The Wall Street is getting nervous due to the habits of scuffling of Elon Musk, Tesla CEO, against federal securities regulators.
Recently, there was a considerable fluctuation observed in Tesla shares, plunged by almost 2.2 percent before recuperating. The share value leaped few hours after the Securities and Exchange Commission again claimed over Tesla due to a blatant violation of a settlement by Elon Musk for conferring the 2019 production forecast of the company through a tweet on February 19. A request has been filed by the agency to hold the CEO of Tesla in contempt.
Concerns are been rising that troubles created by Musk with the SEC have become an unnecessary and cumbersome interruption for a company that has already been performing very well.
Tesla has just reached its long-awaited goal of selling the Model 3 midsize variant of the electric sedan for $35,000. The variant appears to be a significant product for the company in the eyes of many investors. The company also revealed it’s another key product: Model Y, which is a crossover utility vehicle. Both the above-mentioned variants were disclosed by the company in the last month and even set their price lower than the remaining list of vehicles in an effort to balance the demand of the vehicles at a global level.

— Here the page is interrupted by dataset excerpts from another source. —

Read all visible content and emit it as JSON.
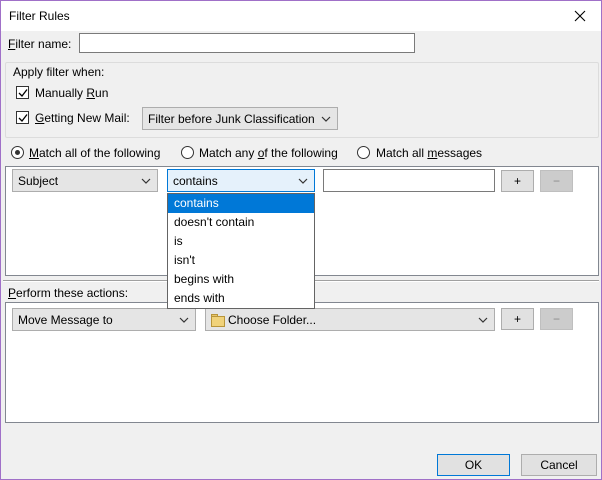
{
  "window": {
    "title": "Filter Rules",
    "close_glyph": "✕"
  },
  "filter_name": {
    "label": "Filter name:",
    "value": ""
  },
  "apply_group": {
    "legend": "Apply filter when:",
    "manually_run": {
      "label": "Manually Run",
      "checked": true
    },
    "getting_new_mail": {
      "label": "Getting New Mail:",
      "checked": true
    },
    "timing_select": "Filter before Junk Classification"
  },
  "match": {
    "all": "Match all of the following",
    "any": "Match any of the following",
    "all_messages": "Match all messages",
    "selected": "all"
  },
  "rule": {
    "field_select": "Subject",
    "operator_select": "contains",
    "value": "",
    "add_label": "+",
    "remove_label": "−"
  },
  "operator_dropdown": {
    "options": [
      "contains",
      "doesn't contain",
      "is",
      "isn't",
      "begins with",
      "ends with"
    ],
    "selected_index": 0
  },
  "actions": {
    "label": "Perform these actions:",
    "action_select": "Move Message to",
    "folder_select": "Choose Folder...",
    "add_label": "+",
    "remove_label": "−"
  },
  "buttons": {
    "ok": "OK",
    "cancel": "Cancel"
  },
  "colors": {
    "accent": "#0078d7",
    "window_border": "#a070c8"
  }
}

The company’s new production plant at Shanghai is under construction along with the expansion of its U.S.-located extensive production plant, Gigafactory.
Tesla has been struggling from long time with its stock value degradation. Several investors and analysts are portraying it as an unusual stock, which plunges irrespective of the company’s performance in the market.
Within three months of the current year, Tesla’s share value has plunged by 19%, and 16% decrease over the last 12 Months.